刘循取得那些所谓的战功,在剑阁之中不光是贾龙一个人忧心忡忡,还有一个人也在愁眉苦脸,不过贾龙是看出其后的隐忧而担忧,他却是因为另一件事而发愁,他就是刘焉的三子兼私生子、刘璋的三弟、刘循的三叔――刘瑁了。
既然是刘焉的私生子,刘瑁当然不可能被立为嫡子,但刘焉长子在洛阳死于十常侍之乱,所立的嫡子刘焉却懦弱无能,嫡长孙刘循又轻狂残暴,飞扬跋扈,素来与三叔刘瑁不合。刘瑁既不服刘璋,又担心将来刘循继位之后,自己恐怕连死无葬身之地的资格都没有,不知不觉之间,刘瑁起了夺嫡之心,可如今刘循战绩如此辉煌,又尽得民心军心,自己的夺嫡之路,就越来越渺茫了。
刘瑁正蹉跎间,门外忽然有人说道:“三公子在吗?张松求见。”刘瑁正在心烦,本不想见张松,可是他知道张松虽然为人卑鄙,却极得刘焉信任,自己想要夺嫡,就离不开张松的帮助,只得慢慢起身开门,将张松引进屋中。
“三公子有什么心事吗?”张松见房中仅有刘瑁一人,刘瑁又面有忧色,猜出他的心事,不得不佩服贾诩的未卜先知,故意明知故问道。
“没什么。”刘瑁失落的摇摇头,又问道:“张别驾忽然来访,不知有何指教?”
张松闻言离席下拜,朝刘瑁拱手道:“恭喜三公子,贺喜三公子,小人给三公子道喜了。”
“我有何喜?”刘瑁莫名其妙,心说我都快气死了,那来什么喜?张松不慌不忙,附到他耳边道:“小人提前祝贺三公子大破董卓军,救益州社稷于将倒,前程不可限量。”

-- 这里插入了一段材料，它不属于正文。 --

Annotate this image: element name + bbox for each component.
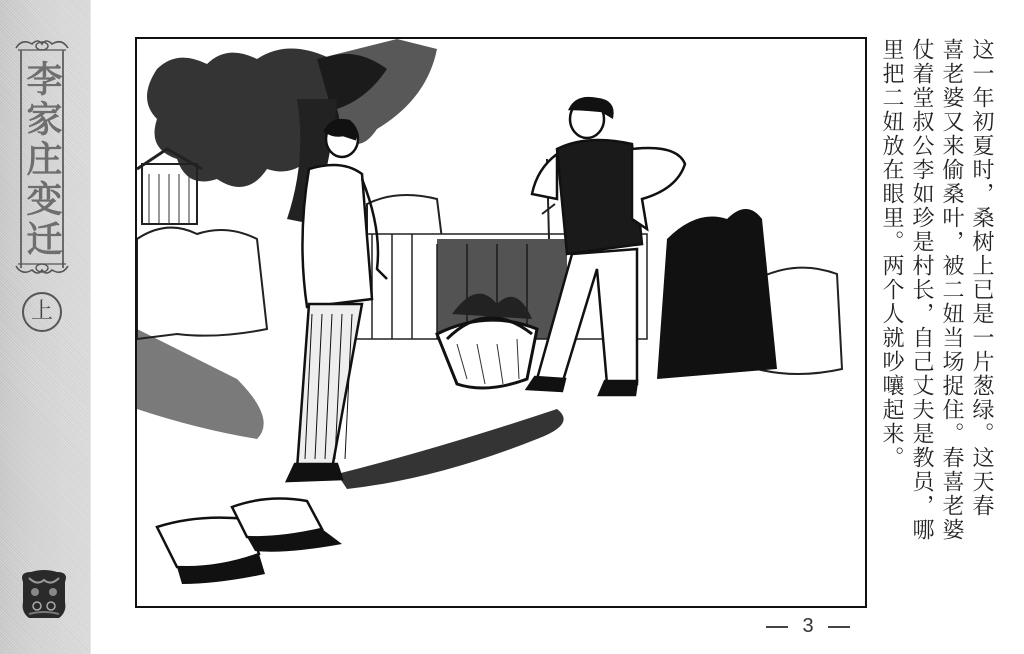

“此话怎讲?”刘瑁大惊道,但刘瑁随即反应过来,马上将张松扶了坐好,拱手道:“先生莫非有什么指教?请先生明言,刘瑁会记得先生的大恩大德的。”
“三公子太客气了。”客套一番,张松故作神秘道:“三公子可知道,那董贼大军有何弱点?可以一击而破?”
“董贼大军的弱点?”刘瑁糊涂了,这时张松接着说道:“如果三公子亲领一军,焚毁了董贼的粮仓,你说董贼是否会退兵甚至兵败被擒呢?”
“好是好,可没人知道董贼的粮仓在那里啊?”刘瑁摊手道,但刘瑁见张松那神秘的笑容,顿时激动心脏差点跳出胸膛,“永年先生,难道你知道?”

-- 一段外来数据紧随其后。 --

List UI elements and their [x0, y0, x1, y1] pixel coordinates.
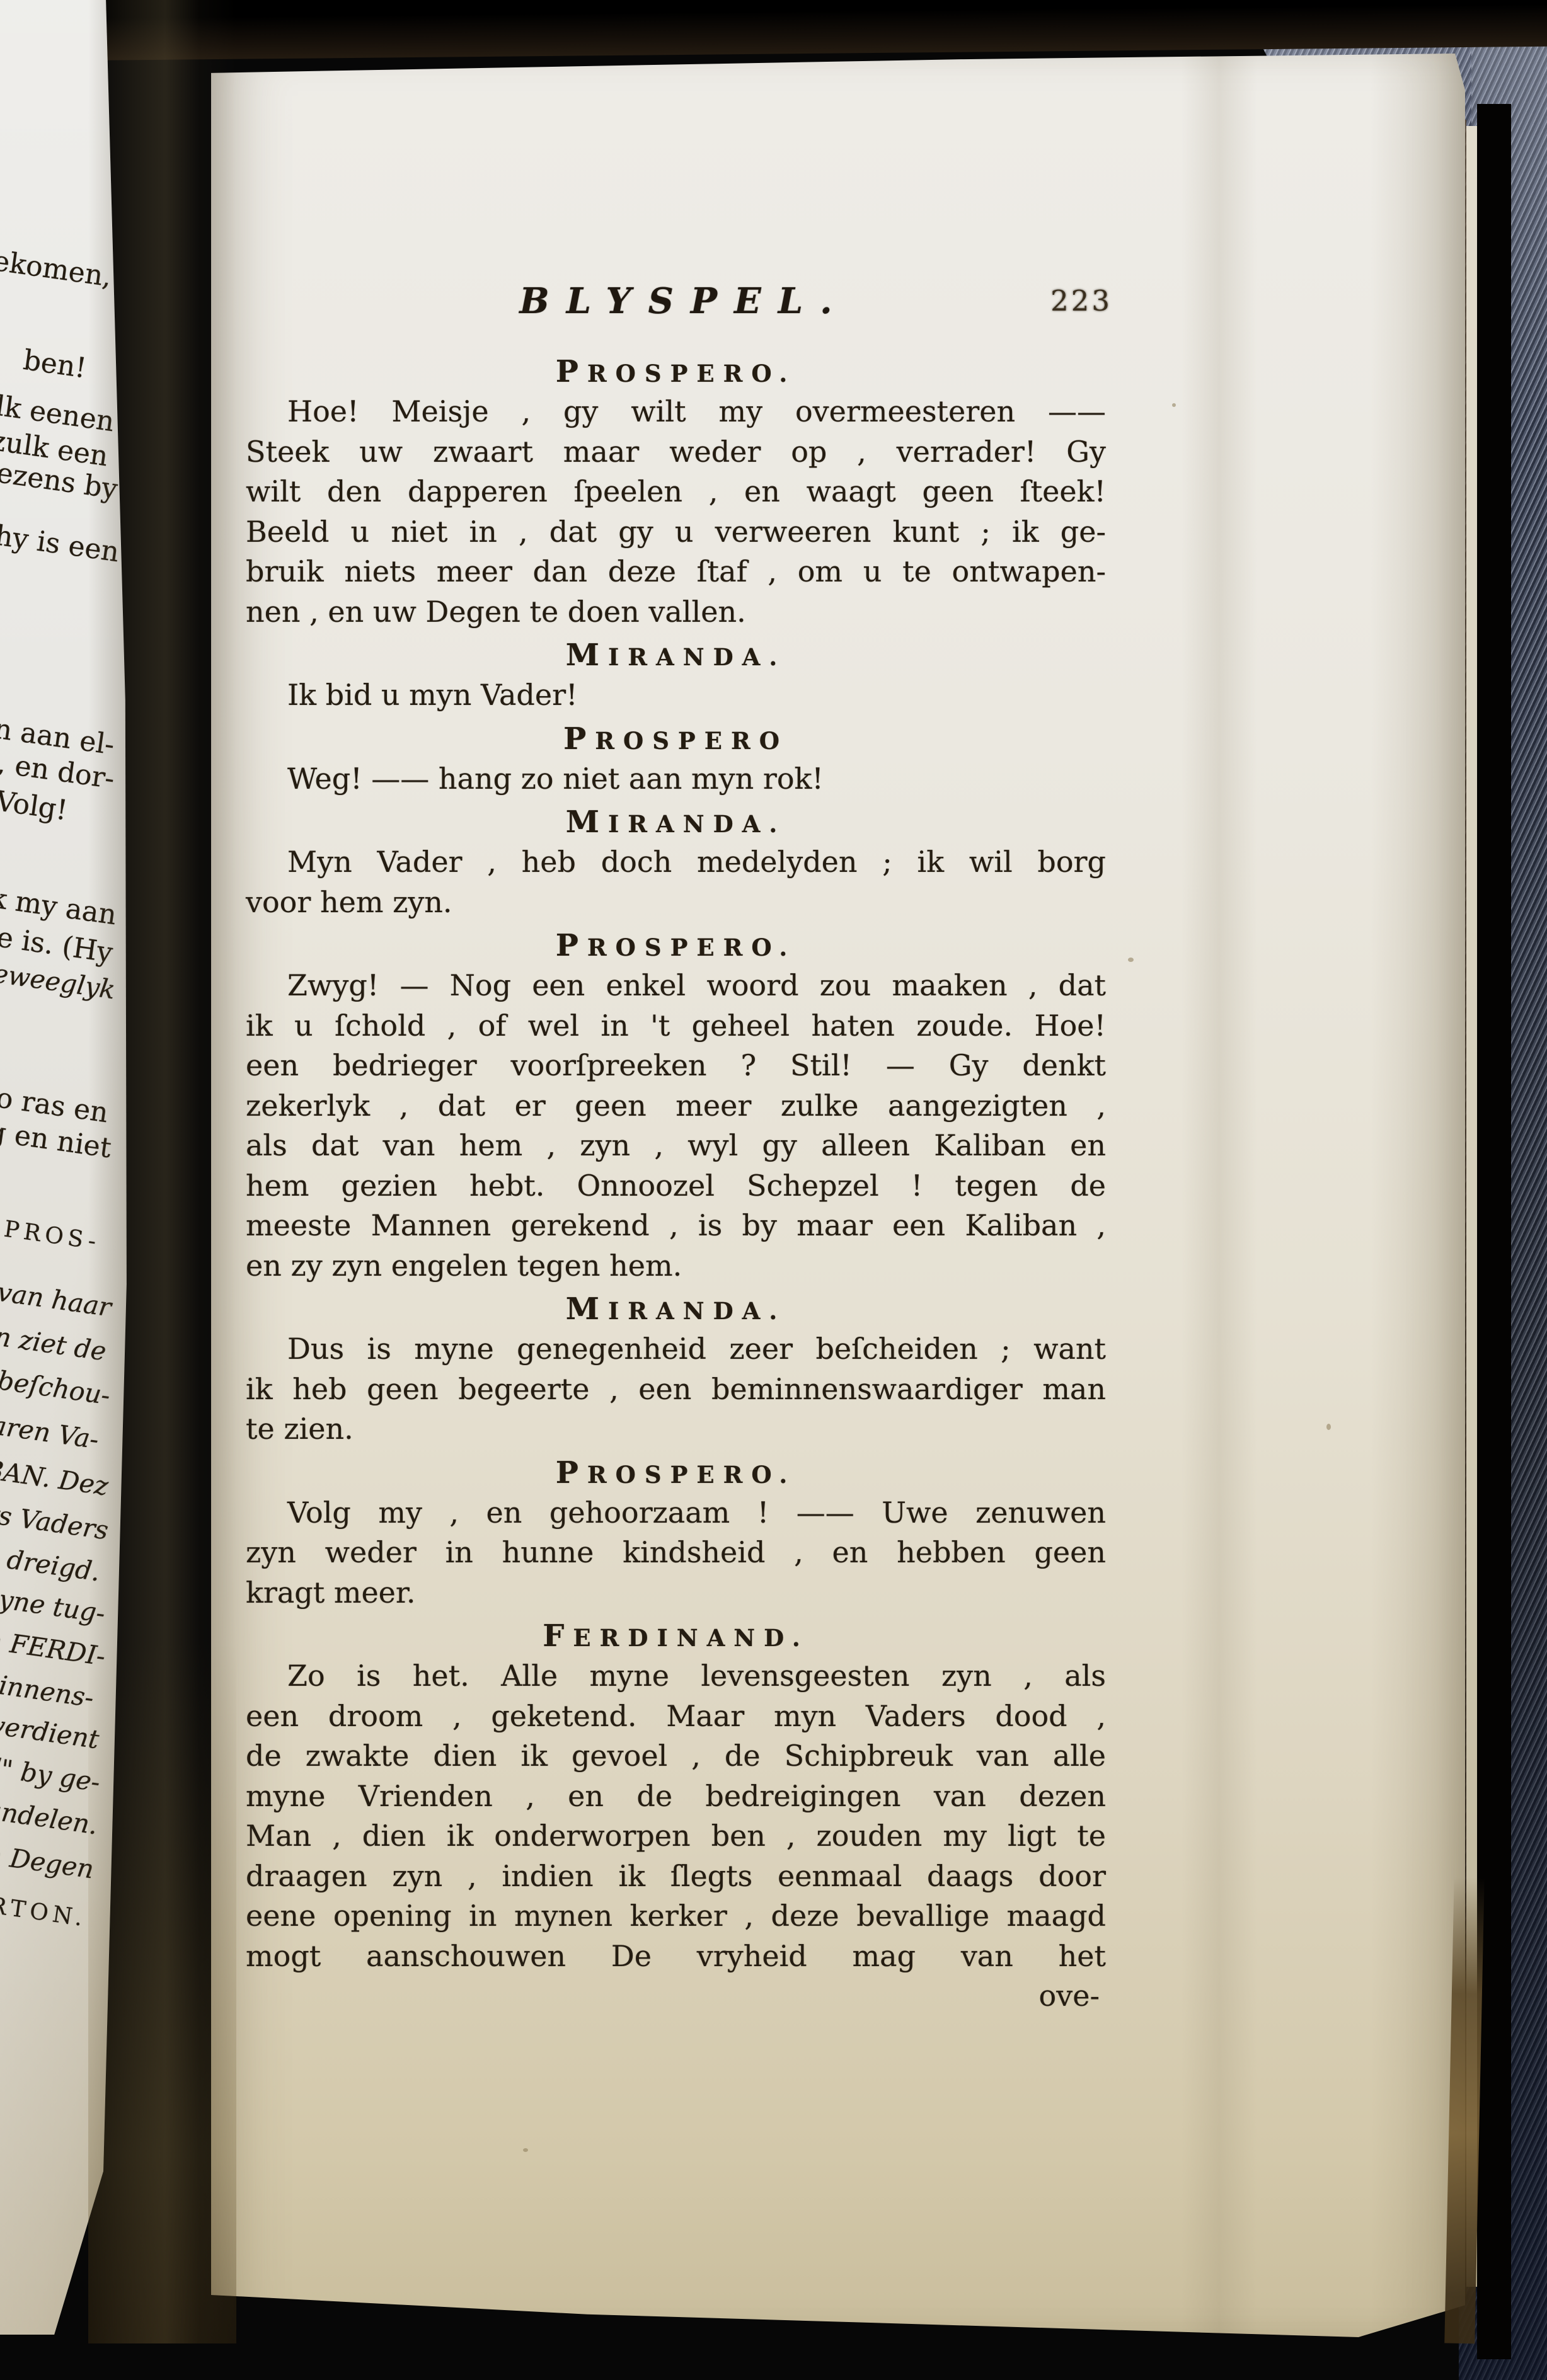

张松微笑着点点头,又凑到耳边轻声道:“今日少主抓获的董贼俘虏之中,有一人叫马忠,虽然穿着普通士卒衣服,却是董贼军中的校尉,官位不小,小人因为曾经前去长安向董贼送礼,与他有一面之缘,所以识得。小人用种种刑罚撬开了他的嘴,从他口中问出董贼粮仓的在地,所以前来给三公子送礼。”
“太好了!”刘瑁高兴得手舞足蹈,只差没有引声高歌直舒心中兴奋,但刘瑁突然冷静下来,又问张松道:“永年先生,说句不好听的话,那刘循正如日中天,如此大功,你为何不去给他锦上添花?却来给我雪中送炭呢?”
“三公子把张松当什么人了?”张松佯作生气,表情纯洁得可以和老毒物贾诩的纯洁有得一比,继续把刘瑁往火坑里推道:“平日里,那刘循父子对张松言辞素来无理,惟有三公子对多加照顾,去年还送了张松一对玉如意,这些事情的点点滴滴,张松都牢记于心,三公子,你说张松应该把这功劳送给谁?”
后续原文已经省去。